Inside of the wheels sprayed with ValetPro Citrus Tar and Glue remover, and agitated using a brush, and a foam sponge, and here is what i am left with:

















Is there a wonder product to remove these stains? and what are the stains actually?


----------



## 4937Liam (Feb 4, 2010)

Have you tried something like iron-x? - this should certainly help shift those stains.

Liam.


----------



## MortenDK (Apr 1, 2012)

Yep i have, and it did bleed, but didnt touch the stains at all.
I have also tried claying, didnt touch the stains either.


----------



## Will-S (Jun 5, 2007)

Try some AG SRP it might polish out the stains.


----------



## MortenDK (Apr 1, 2012)

I tried some Scholl S3 on a medium firm foam pad by hand, and only removed next to nothing of the stains.
So is there a chemical that can remove it?


----------



## fruitshoot14 (Jul 29, 2012)

Could try autosmart tardis


----------



## DesertDog (May 15, 2011)

Use an organic (orange oil) based solvent, spray on and leave for 30 mins and it should wipe off with not much effort.

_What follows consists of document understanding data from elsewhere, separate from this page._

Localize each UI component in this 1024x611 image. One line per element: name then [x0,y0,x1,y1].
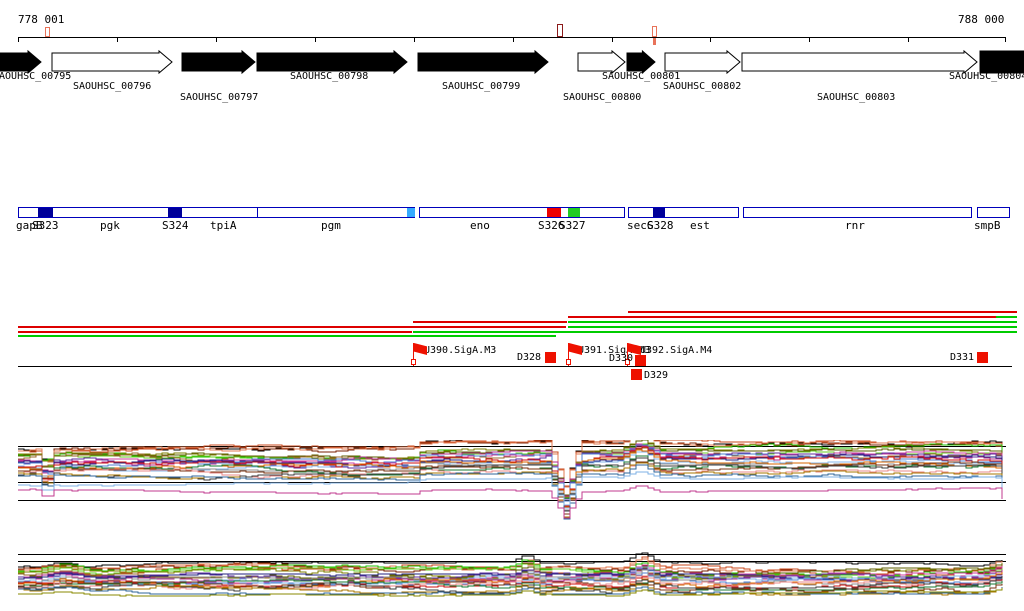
expression-curve [18,464,1003,520]
expression-panel-lower [18,552,1003,597]
genome-browser-canvas: 778 001 788 000 SAOUHSC_00795 SAOUHSC_007… [0,0,1024,611]
expression-curve [18,485,1003,519]
expression-panel-upper [18,440,1003,520]
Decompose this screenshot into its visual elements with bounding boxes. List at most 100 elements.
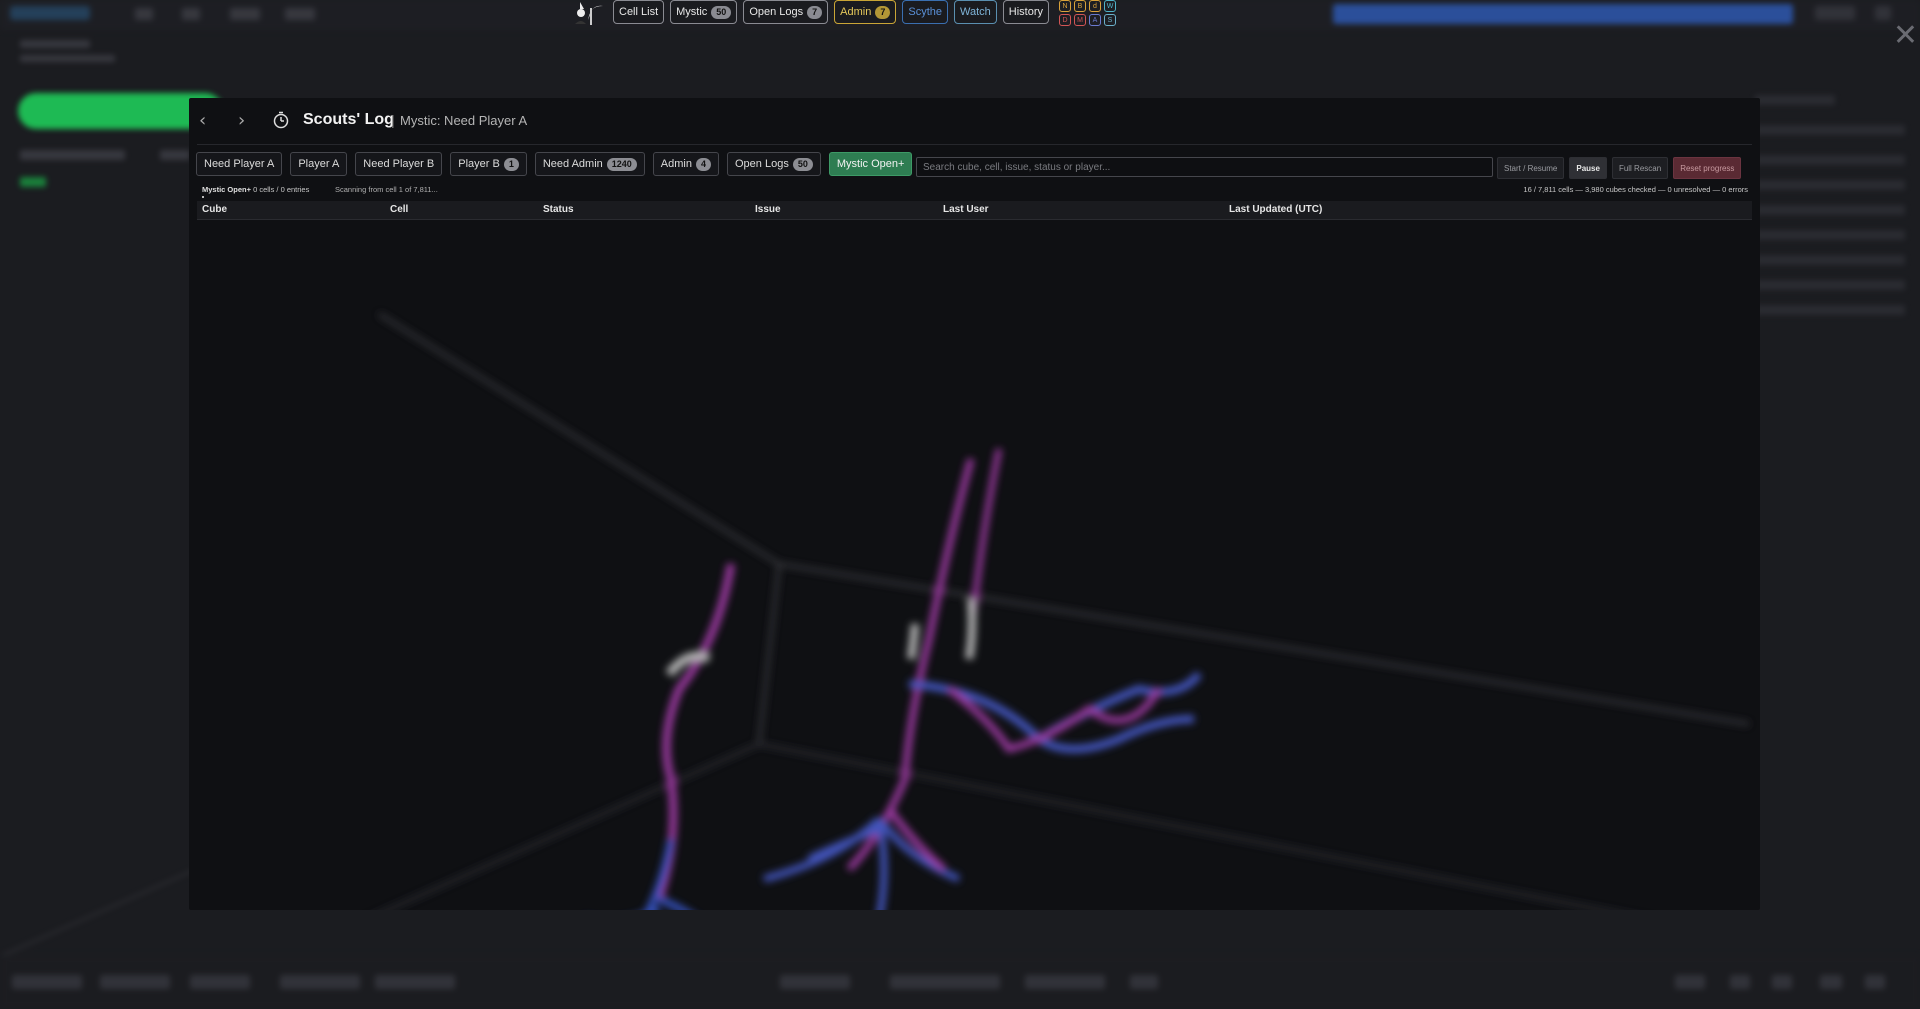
filter-label: Admin xyxy=(660,158,692,170)
status-grid: N B d W D M A S xyxy=(1059,0,1116,26)
background-menu-item xyxy=(135,8,153,20)
background-text xyxy=(20,40,90,48)
background-bottom-bar xyxy=(0,955,1920,1009)
modal-title: Scouts' Log xyxy=(303,111,394,128)
filter-count-badge: 1240 xyxy=(606,157,637,171)
title-separator: | xyxy=(391,112,395,128)
grid-cell-a[interactable]: A xyxy=(1089,14,1101,26)
filter-player-a[interactable]: Player A xyxy=(290,152,348,176)
filter-label: Player A xyxy=(298,158,340,170)
filter-admin[interactable]: Admin 4 xyxy=(652,152,719,176)
scouts-log-modal: ‹ › Scouts' Log | Mystic: Need Player A … xyxy=(189,98,1760,910)
open-logs-label: Open Logs xyxy=(749,6,804,18)
background-right-item xyxy=(1815,6,1855,20)
app-logo-icon[interactable] xyxy=(573,0,607,26)
filter-count-badge: 50 xyxy=(792,157,813,171)
filter-summary: Mystic Open+ 0 cells / 0 entries xyxy=(202,185,309,194)
filter-count-badge: 4 xyxy=(695,157,711,171)
grid-cell-n[interactable]: N xyxy=(1059,0,1071,12)
background-bottom-item xyxy=(1130,975,1158,989)
background-bottom-item xyxy=(890,975,1000,989)
filter-need-player-b[interactable]: Need Player B xyxy=(355,152,443,176)
modal-header: ‹ › Scouts' Log | Mystic: Need Player A xyxy=(189,98,1760,144)
background-text xyxy=(20,150,125,160)
watch-button[interactable]: Watch xyxy=(954,0,997,24)
background-row xyxy=(1755,230,1905,240)
full-rescan-button[interactable]: Full Rescan xyxy=(1611,157,1669,179)
admin-label: Admin xyxy=(840,6,872,18)
filter-bar: Need Player A Player A Need Player B Pla… xyxy=(196,152,913,176)
background-row xyxy=(1755,180,1905,190)
column-header-last-updated[interactable]: Last Updated (UTC) xyxy=(1229,204,1322,215)
background-row xyxy=(1755,280,1905,290)
grid-cell-d[interactable]: d xyxy=(1089,0,1101,12)
filter-summary-name: Mystic Open+ xyxy=(202,185,251,194)
back-arrow-icon[interactable]: ‹ xyxy=(199,110,206,131)
background-row xyxy=(1755,255,1905,265)
background-bottom-item xyxy=(1025,975,1105,989)
filter-mystic-open-plus[interactable]: Mystic Open+ xyxy=(828,152,913,176)
grid-cell-b[interactable]: B xyxy=(1074,0,1086,12)
filter-label: Player B xyxy=(458,158,500,170)
timer-icon xyxy=(272,111,290,129)
filter-count-badge: 1 xyxy=(503,157,519,171)
mystic-button[interactable]: Mystic 50 xyxy=(670,0,738,24)
background-right-item xyxy=(1875,6,1891,20)
filter-need-player-a[interactable]: Need Player A xyxy=(196,152,283,176)
background-right-panel xyxy=(1745,95,1920,395)
header-divider xyxy=(197,144,1752,145)
background-row xyxy=(1755,95,1835,105)
grid-cell-m[interactable]: M xyxy=(1074,14,1086,26)
background-bottom-item xyxy=(1675,975,1705,989)
scan-progress-summary: 16 / 7,811 cells — 3,980 cubes checked —… xyxy=(1523,185,1748,194)
column-header-cube[interactable]: Cube xyxy=(202,204,227,215)
grid-cell-d2[interactable]: D xyxy=(1059,14,1071,26)
neuron-3d-view xyxy=(377,312,1750,910)
mystic-count-badge: 50 xyxy=(711,5,732,19)
admin-button[interactable]: Admin 7 xyxy=(834,0,897,24)
close-icon[interactable]: ✕ xyxy=(1893,18,1918,53)
column-header-issue[interactable]: Issue xyxy=(755,204,781,215)
background-status-dot xyxy=(20,177,46,187)
background-line xyxy=(0,857,220,958)
scythe-label: Scythe xyxy=(908,6,942,18)
column-header-last-user[interactable]: Last User xyxy=(943,204,989,215)
grid-cell-s[interactable]: S xyxy=(1104,14,1116,26)
background-bottom-item xyxy=(1820,975,1842,989)
background-bottom-item xyxy=(280,975,360,989)
background-bottom-item xyxy=(375,975,455,989)
reset-progress-button[interactable]: Reset progress xyxy=(1673,157,1742,179)
background-bottom-item xyxy=(1865,975,1885,989)
background-row xyxy=(1755,305,1905,315)
background-row xyxy=(1755,155,1905,165)
filter-label: Need Player B xyxy=(363,158,435,170)
background-row xyxy=(1755,205,1905,215)
column-header-status[interactable]: Status xyxy=(543,204,574,215)
scan-progress-bar xyxy=(202,196,204,198)
background-bottom-item xyxy=(100,975,170,989)
pause-button[interactable]: Pause xyxy=(1569,157,1607,179)
forward-arrow-icon[interactable]: › xyxy=(238,110,245,131)
filter-need-admin[interactable]: Need Admin 1240 xyxy=(534,152,645,176)
cell-list-button[interactable]: Cell List xyxy=(613,0,665,24)
history-button[interactable]: History xyxy=(1002,0,1049,24)
background-menu-item xyxy=(285,8,315,20)
background-text xyxy=(160,150,190,160)
filter-label: Need Player A xyxy=(204,158,275,170)
filter-player-b[interactable]: Player B1 xyxy=(450,152,527,176)
start-resume-button[interactable]: Start / Resume xyxy=(1497,157,1565,179)
background-progress-bar xyxy=(1333,4,1793,24)
background-logo xyxy=(10,6,90,20)
top-toolbar: Cell List Mystic 50 Open Logs 7 Admin 7 Scy… xyxy=(573,0,1116,26)
scan-status-text: Scanning from cell 1 of 7,811... xyxy=(335,185,438,194)
column-header-cell[interactable]: Cell xyxy=(390,204,408,215)
scythe-button[interactable]: Scythe xyxy=(902,0,948,24)
history-label: History xyxy=(1008,6,1043,18)
background-bottom-item xyxy=(12,975,82,989)
background-bottom-item xyxy=(1772,975,1792,989)
admin-count-badge: 7 xyxy=(875,5,891,19)
filter-open-logs[interactable]: Open Logs 50 xyxy=(727,152,821,176)
search-input[interactable] xyxy=(916,157,1493,177)
grid-cell-w[interactable]: W xyxy=(1104,0,1116,12)
open-logs-button[interactable]: Open Logs 7 xyxy=(743,0,829,24)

Failing that, you could try white spirit, same method.


----------



## cobra (Feb 18, 2012)

white spirit or petrol might be worth a shot


----------



## snoopin (Jul 26, 2009)

Barkeepers friend will shift that no probs


----------



## D1N93R (Aug 17, 2012)

iron cleanse from orchard auto care would do the trick. heard of guys using it on rally cars with burnt on brake dust and them coming up like new


----------